When the storm lifted Tumbleweed was alone. His burros were gone, and through some queer twist of fate he had committed a fatal error -- his canteens swung from the sawbuck saddle of one of the missing burros.

For hours Tumbleweed searched for the little pack animals. Gone now were thoughts of gold; water was more precious. But the wind and sand had destroyed all signs and he was alone and without water. Finally realizing the task that faced him, Tumbleweed tossed away everything he could to lighten his load, even his pistol and ammuni­tion, and struck out for the north, taking his direction from the sun. It was the beginning of an odyssey of torture, a long, long trek filled with the pangs of thirst. Mirages danced before his eyes and led him astray time after time, while blue and purple hills in the distance seemed to move farther and farther away as he plodded on toward them.

And then, says Tumbleweed, he remembers no more.

It was days later when he awakened in Yuma. He had been found, he was told, almost dead from thirst and exhaustion by some Mexican cowmen near the border. They had done the best they could for him and then had sent him on with a freighter, who in turn brought him to the town on the banks of the Colorado. There under medical aid his life had been saved. Weeks followed before he regained his strength, weeks in which he lay staring at the walls apparently caring nothing about what went on about him and saying nothing about where he had been. But desert toughened sinews are strong, and he was once more on his feet ready to return to the desert and the wealth he had left in the hidden valley.

It was then that the blow fell. Tumbleweed's body was strong again but the piercing rays of the sun had closed the doors of memory, and the past, except for a few details, was wiped out. He re­called his find, the little valley and his start for the outside. He recalled the sweep of the storm and the loss of his burros, but there memory ceased. He could not recall where the mine was nor in which mountains lay the little valley. Even his own name was missing from his mental files.

Such was the origin of Tumbleweed. For more than forty years since he recovered his health in Yuma he has roamed the desert and the hills seeking the hidden valley with its wealth of gold. Listeners have long since laughed him to silence. No more does he tell folks of the mine which he seeks; they do not believe what he knows to be true.

"But they don't know everything, youngster," he says. "I know she's thar. Why dang it, I held that rock in my two hands, crumpled it with a tap of my hammer and watched the gold flake off.

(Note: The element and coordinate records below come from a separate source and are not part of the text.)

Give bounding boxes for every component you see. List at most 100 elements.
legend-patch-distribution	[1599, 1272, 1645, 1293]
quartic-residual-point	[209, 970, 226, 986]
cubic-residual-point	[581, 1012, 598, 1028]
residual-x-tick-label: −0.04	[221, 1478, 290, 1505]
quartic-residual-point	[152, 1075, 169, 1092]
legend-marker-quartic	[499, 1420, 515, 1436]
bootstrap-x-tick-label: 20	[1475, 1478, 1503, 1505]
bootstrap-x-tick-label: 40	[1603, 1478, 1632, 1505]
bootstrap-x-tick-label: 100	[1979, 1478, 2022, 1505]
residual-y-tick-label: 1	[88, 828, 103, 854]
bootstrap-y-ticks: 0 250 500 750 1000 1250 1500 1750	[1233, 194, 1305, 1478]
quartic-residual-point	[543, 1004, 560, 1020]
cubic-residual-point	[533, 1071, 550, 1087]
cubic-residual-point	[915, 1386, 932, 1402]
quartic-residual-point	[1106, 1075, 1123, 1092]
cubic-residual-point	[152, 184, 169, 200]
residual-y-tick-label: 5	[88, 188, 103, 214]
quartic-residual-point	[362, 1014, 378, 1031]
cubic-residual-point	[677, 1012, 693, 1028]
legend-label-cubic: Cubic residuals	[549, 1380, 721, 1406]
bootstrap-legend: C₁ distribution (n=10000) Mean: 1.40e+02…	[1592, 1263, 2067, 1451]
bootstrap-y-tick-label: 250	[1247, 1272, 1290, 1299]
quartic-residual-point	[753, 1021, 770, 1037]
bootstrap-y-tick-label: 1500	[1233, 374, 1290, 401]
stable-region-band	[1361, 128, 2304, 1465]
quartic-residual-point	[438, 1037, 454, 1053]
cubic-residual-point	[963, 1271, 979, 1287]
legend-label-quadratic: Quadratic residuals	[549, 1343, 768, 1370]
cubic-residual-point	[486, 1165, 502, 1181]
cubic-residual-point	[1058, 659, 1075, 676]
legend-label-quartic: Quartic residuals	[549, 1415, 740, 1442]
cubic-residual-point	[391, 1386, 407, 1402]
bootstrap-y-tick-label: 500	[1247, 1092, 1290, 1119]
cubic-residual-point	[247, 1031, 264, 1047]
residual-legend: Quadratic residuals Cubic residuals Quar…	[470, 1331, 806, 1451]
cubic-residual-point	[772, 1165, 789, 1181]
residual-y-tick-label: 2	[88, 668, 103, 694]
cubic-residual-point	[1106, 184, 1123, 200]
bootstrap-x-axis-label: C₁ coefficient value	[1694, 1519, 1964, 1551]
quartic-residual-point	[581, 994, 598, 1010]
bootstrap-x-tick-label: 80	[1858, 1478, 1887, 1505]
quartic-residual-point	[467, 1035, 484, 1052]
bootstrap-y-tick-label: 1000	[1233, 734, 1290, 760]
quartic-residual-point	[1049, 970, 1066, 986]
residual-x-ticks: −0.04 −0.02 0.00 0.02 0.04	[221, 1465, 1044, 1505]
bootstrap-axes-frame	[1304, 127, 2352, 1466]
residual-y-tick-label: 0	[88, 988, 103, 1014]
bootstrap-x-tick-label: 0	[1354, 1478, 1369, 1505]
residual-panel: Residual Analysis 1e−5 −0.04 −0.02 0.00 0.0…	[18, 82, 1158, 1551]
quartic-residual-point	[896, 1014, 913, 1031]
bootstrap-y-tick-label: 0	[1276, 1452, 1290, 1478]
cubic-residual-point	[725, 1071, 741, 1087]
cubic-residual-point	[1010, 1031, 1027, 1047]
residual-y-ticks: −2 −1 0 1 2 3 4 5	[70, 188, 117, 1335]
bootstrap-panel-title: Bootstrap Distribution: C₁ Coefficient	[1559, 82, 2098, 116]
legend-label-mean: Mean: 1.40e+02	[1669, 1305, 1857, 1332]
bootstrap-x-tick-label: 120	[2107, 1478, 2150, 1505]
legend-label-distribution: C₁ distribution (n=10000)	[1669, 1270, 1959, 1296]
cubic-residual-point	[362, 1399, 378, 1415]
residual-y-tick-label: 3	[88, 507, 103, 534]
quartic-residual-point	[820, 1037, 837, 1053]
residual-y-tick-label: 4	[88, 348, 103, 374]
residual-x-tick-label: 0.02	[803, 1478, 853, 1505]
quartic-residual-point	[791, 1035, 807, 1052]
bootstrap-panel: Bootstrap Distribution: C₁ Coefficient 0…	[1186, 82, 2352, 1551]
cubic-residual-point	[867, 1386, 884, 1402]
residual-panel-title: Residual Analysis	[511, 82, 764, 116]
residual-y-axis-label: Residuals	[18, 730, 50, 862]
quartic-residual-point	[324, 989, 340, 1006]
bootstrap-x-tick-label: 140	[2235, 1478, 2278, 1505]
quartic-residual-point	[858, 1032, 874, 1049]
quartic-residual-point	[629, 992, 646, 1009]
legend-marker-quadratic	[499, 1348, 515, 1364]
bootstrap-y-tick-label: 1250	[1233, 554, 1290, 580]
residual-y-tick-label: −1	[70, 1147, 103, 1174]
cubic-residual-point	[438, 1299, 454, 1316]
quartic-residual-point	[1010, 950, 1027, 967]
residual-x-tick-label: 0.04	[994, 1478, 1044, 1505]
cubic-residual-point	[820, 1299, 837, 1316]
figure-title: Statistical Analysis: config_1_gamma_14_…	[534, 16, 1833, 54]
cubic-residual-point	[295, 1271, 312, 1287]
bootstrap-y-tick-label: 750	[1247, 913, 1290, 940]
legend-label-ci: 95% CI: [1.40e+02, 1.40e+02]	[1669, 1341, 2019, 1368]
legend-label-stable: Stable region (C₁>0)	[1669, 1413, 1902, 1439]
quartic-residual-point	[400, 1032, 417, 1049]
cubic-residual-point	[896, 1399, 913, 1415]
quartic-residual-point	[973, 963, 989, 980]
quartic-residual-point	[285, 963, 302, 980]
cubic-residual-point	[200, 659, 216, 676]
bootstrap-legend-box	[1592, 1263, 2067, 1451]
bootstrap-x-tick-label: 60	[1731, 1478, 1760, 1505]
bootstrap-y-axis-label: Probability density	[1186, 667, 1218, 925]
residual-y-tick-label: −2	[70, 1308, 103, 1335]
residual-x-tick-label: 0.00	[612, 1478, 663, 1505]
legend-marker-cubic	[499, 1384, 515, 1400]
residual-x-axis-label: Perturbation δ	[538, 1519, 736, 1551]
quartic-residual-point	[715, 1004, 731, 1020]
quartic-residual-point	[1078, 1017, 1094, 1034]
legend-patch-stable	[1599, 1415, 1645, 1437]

"Some day I'll just pop into that valley like I did before and then they'll stop laughing at old Tumbleweed. Well, so long, youngster, thanks for the Durham. I've been a little short and a smoke tastes good when a feller's a bit lonely. It's good to talk to folks when they don't laugh and call you crazy. But they'll change their tune when I find that valley. Get along Chico, we got to be on our way. Adíos,youngster."

Once more the Tumbleweed was drifting.